Grande commozione ha poi suscitato la consegna di due targhe ricordo alla memoria di due persone stroncate dal COVID, contratto mentre si dedicavano a soccorrere  le persone che chiedevano aiuto: il dr. Ivan Mauri di Erba, ma operante a Brivio, e una volontaria della Protezione Civile cittadina, salutata con un applauso particolarmente sentito dai suoi colleghi e dai presenti tutti.

Tutti gli intervenuti, che hanno preso la parola, hanno comunque reso omaggio anche alla cittadinanza di Erba, che si è dimostrata generosa, solidale e rispettosa delle norme.

 

Attention, s’il vous plait…

La mia amica Z. è appena rientrata dalla Costa Azzurra e racconta di come siano “disinvolti” i Francesi nei confronti del coronavirus.

Sui mezzi pubblici non c’è distanziamento e pochi indossano la mascherina; se si deve fare la coda davanti a qualche ufficio pubblico o davanti a una banca, è vero si entra uno alla volta, ma in attesa del proprio turno nessuno pensa a mantenere le distanze di sicurezza.

Basta questo a spiegare i quasi novemila casi di contagio giornalieri?

E’ una domanda da porre ai negazionisti che ieri si sono radunati a Roma….

In attesa di risposta,  esorterei i cugini d’oltralpe a una maggiore coerenza parafrasando il loro famoso inno nazionale: Attention, enfants de la patrie, le coronavirus est parmi vous….

 

 

 

 

 

 

In attesa del vaccino….

E’ difficile di questi tempi trovare buone notizie, perciò è bene dare risalto alle pochissime che troviamo sulle pagine dei giornali.
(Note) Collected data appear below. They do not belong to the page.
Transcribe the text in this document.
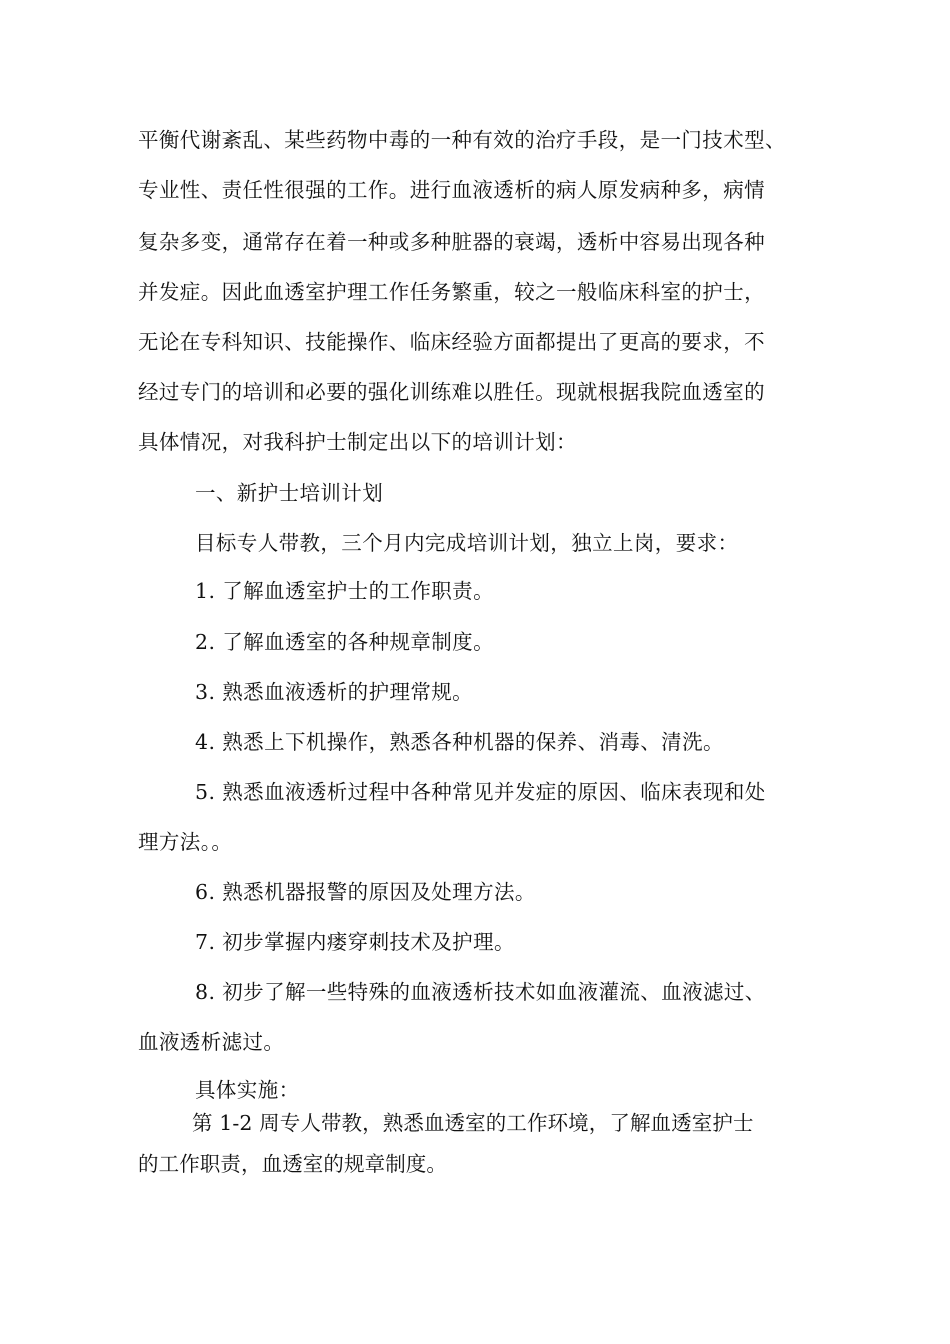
平衡代谢紊乱、某些药物中毒的一种有效的治疗手段，是一门技术型、

专业性、责任性很强的工作。进行血液透析的病人原发病种多，病情

复杂多变，通常存在着一种或多种脏器的衰竭，透析中容易出现各种

并发症。因此血透室护理工作任务繁重，较之一般临床科室的护士，

无论在专科知识、技能操作、临床经验方面都提出了更高的要求，不

经过专门的培训和必要的强化训练难以胜任。现就根据我院血透室的

具体情况，对我科护士制定出以下的培训计划：

一、新护士培训计划

目标专人带教，三个月内完成培训计划，独立上岗，要求：

1. 了解血透室护士的工作职责。

2. 了解血透室的各种规章制度。

3. 熟悉血液透析的护理常规。

4. 熟悉上下机操作，熟悉各种机器的保养、消毒、清洗。

5. 熟悉血液透析过程中各种常见并发症的原因、临床表现和处

理方法。。

6. 熟悉机器报警的原因及处理方法。

7. 初步掌握内瘘穿刺技术及护理。

8. 初步了解一些特殊的血液透析技术如血液灌流、血液滤过、

血液透析滤过。

具体实施：

第 1-2 周专人带教，熟悉血透室的工作环境，了解血透室护士

的工作职责，血透室的规章制度。
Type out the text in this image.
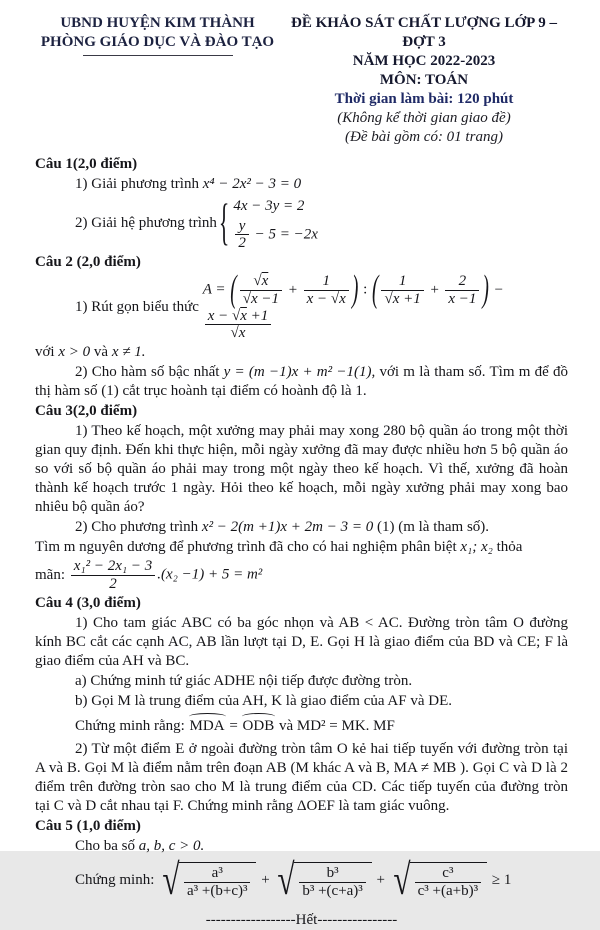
UBND HUYỆN KIM THÀNH
PHÒNG GIÁO DỤC VÀ ĐÀO TẠO
ĐỀ KHẢO SÁT CHẤT LƯỢNG LỚP 9 – ĐỢT 3
NĂM HỌC 2022-2023
MÔN: TOÁN
Thời gian làm bài: 120 phút
(Không kể thời gian giao đề)
(Đề bài gồm có: 01 trang)
Câu 1(2,0 điểm)

1) Giải phương trình x⁴ − 2x² − 3 = 0

2) Giải hệ phương trình { 4x − 3y = 2
$\frac{y}{2} - 5 = -2x$
Câu 2 (2,0 điểm)
1) Rút gọn biểu thức

A = ( $\frac{√x}{√x -1} + \frac{1}{x - √x}$ ) : ( $\frac{1}{√x +1} + \frac{2}{x -1}$ ) −
$\frac{x - √x +1}{√x}$

với x > 0 và x ≠ 1.

2) Cho hàm số bậc nhất y = (m −1)x + m² −1(1), với m là tham số. Tìm m để đồ thị hàm số (1) cắt trục hoành tại điểm có hoành độ là 1.

Câu 3(2,0 điểm)

1) Theo kế hoạch, một xưởng may phải may xong 280 bộ quần áo trong một thời gian quy định. Đến khi thực hiện, mỗi ngày xưởng đã may được nhiều hơn 5 bộ quần áo so với số bộ quần áo phải may trong một ngày theo kế hoạch. Vì thế, xưởng đã hoàn thành kế hoạch trước 1 ngày. Hỏi theo kế hoạch, mỗi ngày xưởng phải may xong bao nhiêu bộ quần áo?

2) Cho phương trình x² − 2(m +1)x + 2m − 3 = 0 (1) (m là tham số).

Tìm m nguyên dương để phương trình đã cho có hai nghiệm phân biệt x₁; x₂ thỏa

mãn:
$\frac{\text{x₁² − 2x₁ − 3}}{2} .(x_2 -1) + 5 = m^2$
Câu 4 (3,0 điểm)

1) Cho tam giác ABC có ba góc nhọn và AB < AC. Đường tròn tâm O đường kính BC cắt các cạnh AC, AB lần lượt tại D, E. Gọi H là giao điểm của BD và CE; F là giao điểm của AH và BC.

a) Chứng minh tứ giác ADHE nội tiếp được đường tròn.

b) Gọi M là trung điểm của AH, K là giao điểm của AF và DE.

Chứng minh rằng: MDA = ODB và MD² = MK. MF

2) Từ một điểm E ở ngoài đường tròn tâm O kẻ hai tiếp tuyến với đường tròn tại A và B. Gọi M là điểm nằm trên đoạn AB (M khác A và B, MA ≠ MB ). Gọi C và D là 2 điểm trên đường tròn sao cho M là trung điểm của CD. Các tiếp tuyến của đường tròn tại C và D cắt nhau tại F. Chứng minh rằng ΔOEF là tam giác vuông.

Câu 5 (1,0 điểm)

Cho ba số a, b, c > 0.

Chứng minh:
√ $\frac{\text{a³}}{\text{a³ +(b+c)³}}$ + √ $\frac{\text{b³}}{\text{b³ +(c+a)³}}$ + √ $\frac{\text{c³}}{\text{c³ +(a+b)³}} \ge 1$
------------------Hết----------------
Questa , che “Avvenire” mette in evidenza, viene dall’OMS (Organizzazione Mondiale della Sanità): in Africa è stata debellata la poliomielite, la terribile malattia che ha reso invalidi tanti bambini anche nel nostro paese, prima che fosse introdotto il vaccino.

Mi ricordo quando tutti noi ragazzi del paese fummo convocati nei locali della scuola e ci somministrarono un zolletta di zucchero intrisa di alcune gocce dl vaccino Sabin.  Non ce ne rendevamo conto, ma quel vaccino ci avrebbe preservato dalla minaccia di una vita di sofferenze. Credo che anche i NO-VAX più accaniti debbano riconoscere l’effetto benefico di questa scoperta.

Oggi è in atto un’affannosa corsa a un altro vaccino, quello contro COVID-19. I ricercatori e le case farmaceutiche tengano presente l’esempio di Albert Bruce Sabin che non volle brevettare la sua scoperta, affermando :«Tanti insistevano che brevettassi il vaccino, ma non ho voluto. È il mio regalo a tutti i bambini del mondo».

Speriamo che il vaccino anti-COVID arrivi presto e che nessuno voglia farne una speculazione a scapito dei più poveri e bisognosi, ma che anzi sia il regalo della scienza al mondo intero.